The health care sector is the largest in the U.S. economy, about 19 percent. “Our health care system grew by accident,” he said. “Nobody designed it.” It grew because people in industry figured out how to extract a lot of cash by exploiting the system’s nooks and crannies.
It’s now approaching $4 trillion and “Americans life expectancy is declining.”
Community hospitals are caught in the middle.
“They exist within this crazy jigsaw puzzle of health care in America,” he said. “They have to play the health care game to keep their doors open. They try to do that and they tell themselves it’s because they want to serve the people of Bryan. But if you’re going to do that in the United States, you have to turn medical care into a business.”
They face being taken over large systems – Pro Medica in Toledo and Parkview in Fort Wayne.
As part of his research, Alexander read many studies on health care consolidation. “When hospitals consolidate prices rise and the quality of care stays the same or declines,” he said. “The argument these big systems use is we can offer all these great services and quality goes up. That’s not true.”
His stay in Bryan lasted about a year and a half, right before the pandemic. The pandemic extended his research – he did additional telephone interviews to check on how Bryan was faring with COVID-19.
Not well, he said. “The interesting thing about the pandemic is it confirms all the reporting I had done before. …. The pandemic just blew them all open … the fractures and fault lines not only in health care but in American society.”
The county had just over 3,500 cases and 78 deaths with a population just shy of 37,000. Only 34 percent of the eligible population are fully vaccinated and only about half the hospital staff is fully vaccinated. This is not surprising, he said, given 75 percent of the county’s electorate voted for Trump.
Asked what he thought the solution would be, Alexander prefaced his answer saying: “I am not a health policy expert, I’m just a reporter.”
Still, he continued: “I went into the book being somewhat skeptical with the solution being national health care. I am no longer skeptical that the solution is national health care. We need some sort of national health care plan.”
Globally many variations of national health care systems exist. “They all work better than what we have.
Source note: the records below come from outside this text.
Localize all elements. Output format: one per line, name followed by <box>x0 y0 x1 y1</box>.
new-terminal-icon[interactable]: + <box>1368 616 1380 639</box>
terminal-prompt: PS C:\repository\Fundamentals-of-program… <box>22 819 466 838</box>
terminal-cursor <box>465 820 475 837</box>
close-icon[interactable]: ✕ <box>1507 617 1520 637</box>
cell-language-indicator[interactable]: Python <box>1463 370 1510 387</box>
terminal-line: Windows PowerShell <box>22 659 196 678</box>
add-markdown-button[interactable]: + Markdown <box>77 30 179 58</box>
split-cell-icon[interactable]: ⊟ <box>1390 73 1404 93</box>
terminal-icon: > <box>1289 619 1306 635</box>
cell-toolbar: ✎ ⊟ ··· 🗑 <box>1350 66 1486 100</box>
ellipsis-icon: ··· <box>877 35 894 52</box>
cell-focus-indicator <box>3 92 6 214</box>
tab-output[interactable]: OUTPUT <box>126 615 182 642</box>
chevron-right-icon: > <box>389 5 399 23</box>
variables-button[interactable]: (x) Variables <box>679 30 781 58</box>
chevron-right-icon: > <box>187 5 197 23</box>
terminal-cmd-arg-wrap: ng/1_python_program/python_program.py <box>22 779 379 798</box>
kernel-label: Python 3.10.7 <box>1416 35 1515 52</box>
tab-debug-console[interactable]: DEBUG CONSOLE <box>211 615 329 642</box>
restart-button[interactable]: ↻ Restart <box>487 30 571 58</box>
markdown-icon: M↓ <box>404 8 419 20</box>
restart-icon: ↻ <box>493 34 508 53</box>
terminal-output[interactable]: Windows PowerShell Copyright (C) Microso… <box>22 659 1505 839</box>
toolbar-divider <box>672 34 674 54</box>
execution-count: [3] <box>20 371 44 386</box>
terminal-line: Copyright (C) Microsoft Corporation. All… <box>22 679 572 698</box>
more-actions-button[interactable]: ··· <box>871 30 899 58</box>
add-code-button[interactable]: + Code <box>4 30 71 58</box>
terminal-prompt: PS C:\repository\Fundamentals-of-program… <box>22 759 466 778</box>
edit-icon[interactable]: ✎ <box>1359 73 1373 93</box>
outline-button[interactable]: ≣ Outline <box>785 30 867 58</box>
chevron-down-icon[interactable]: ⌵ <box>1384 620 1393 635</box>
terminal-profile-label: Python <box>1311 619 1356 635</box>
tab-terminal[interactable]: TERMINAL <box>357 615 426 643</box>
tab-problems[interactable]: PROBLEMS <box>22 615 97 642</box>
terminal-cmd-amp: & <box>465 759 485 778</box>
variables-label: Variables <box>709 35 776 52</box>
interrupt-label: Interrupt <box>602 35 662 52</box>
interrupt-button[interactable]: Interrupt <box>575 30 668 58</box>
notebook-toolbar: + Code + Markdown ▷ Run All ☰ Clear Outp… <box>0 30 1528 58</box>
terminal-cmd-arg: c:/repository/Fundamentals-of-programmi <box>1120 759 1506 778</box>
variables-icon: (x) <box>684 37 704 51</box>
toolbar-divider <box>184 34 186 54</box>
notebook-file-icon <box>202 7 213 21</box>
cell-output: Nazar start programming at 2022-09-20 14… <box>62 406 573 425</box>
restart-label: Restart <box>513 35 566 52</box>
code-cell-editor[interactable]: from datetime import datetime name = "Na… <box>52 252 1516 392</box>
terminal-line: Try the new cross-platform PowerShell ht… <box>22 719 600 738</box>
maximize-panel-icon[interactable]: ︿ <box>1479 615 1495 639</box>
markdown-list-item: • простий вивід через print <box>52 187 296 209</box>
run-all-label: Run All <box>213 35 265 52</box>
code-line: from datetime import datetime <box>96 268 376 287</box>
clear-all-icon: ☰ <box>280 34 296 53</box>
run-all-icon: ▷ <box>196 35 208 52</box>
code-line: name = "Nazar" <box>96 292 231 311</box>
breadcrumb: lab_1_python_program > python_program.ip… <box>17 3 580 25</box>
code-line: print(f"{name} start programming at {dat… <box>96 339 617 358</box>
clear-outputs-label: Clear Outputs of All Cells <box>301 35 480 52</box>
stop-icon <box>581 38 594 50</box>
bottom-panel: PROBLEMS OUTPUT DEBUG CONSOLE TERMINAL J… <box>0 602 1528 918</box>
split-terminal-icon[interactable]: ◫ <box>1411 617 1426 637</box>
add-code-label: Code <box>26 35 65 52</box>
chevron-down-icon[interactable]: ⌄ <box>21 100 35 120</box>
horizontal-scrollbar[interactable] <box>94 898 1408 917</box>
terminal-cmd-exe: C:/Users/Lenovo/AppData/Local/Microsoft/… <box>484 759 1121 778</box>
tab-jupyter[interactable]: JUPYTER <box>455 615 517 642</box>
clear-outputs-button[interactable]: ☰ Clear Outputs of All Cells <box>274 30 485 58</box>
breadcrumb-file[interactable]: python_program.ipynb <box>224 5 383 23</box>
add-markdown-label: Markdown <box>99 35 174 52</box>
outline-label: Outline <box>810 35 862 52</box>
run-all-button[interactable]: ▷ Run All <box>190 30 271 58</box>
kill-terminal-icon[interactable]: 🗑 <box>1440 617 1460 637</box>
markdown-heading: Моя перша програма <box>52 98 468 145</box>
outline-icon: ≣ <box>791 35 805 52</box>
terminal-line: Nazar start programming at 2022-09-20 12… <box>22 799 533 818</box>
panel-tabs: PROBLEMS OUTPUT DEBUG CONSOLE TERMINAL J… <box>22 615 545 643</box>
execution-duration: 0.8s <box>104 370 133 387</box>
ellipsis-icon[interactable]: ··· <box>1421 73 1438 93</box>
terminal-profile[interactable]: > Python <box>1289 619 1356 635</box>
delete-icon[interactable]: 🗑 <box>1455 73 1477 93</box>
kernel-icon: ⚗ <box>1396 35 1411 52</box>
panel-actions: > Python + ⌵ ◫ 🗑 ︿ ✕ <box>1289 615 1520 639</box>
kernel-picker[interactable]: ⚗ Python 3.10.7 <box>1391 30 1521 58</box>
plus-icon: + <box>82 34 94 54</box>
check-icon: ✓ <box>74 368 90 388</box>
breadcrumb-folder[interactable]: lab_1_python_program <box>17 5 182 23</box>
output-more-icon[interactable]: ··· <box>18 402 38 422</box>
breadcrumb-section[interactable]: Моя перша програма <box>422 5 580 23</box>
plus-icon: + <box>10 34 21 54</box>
We pay three times the amount of money, and we have worse outcomes than any of our peer countries, and they have national health care plans.”
Plenty of debate is possible over the details of such a plan, but that a family can lose its medical coverage, or the cost can skyrocket, because someone loses or changes jobs, is “ridiculous.”
The fears about the long waiting times and delays in service are “a myth,” Alexander said. “We have rationing, we just don’t call it rationing.”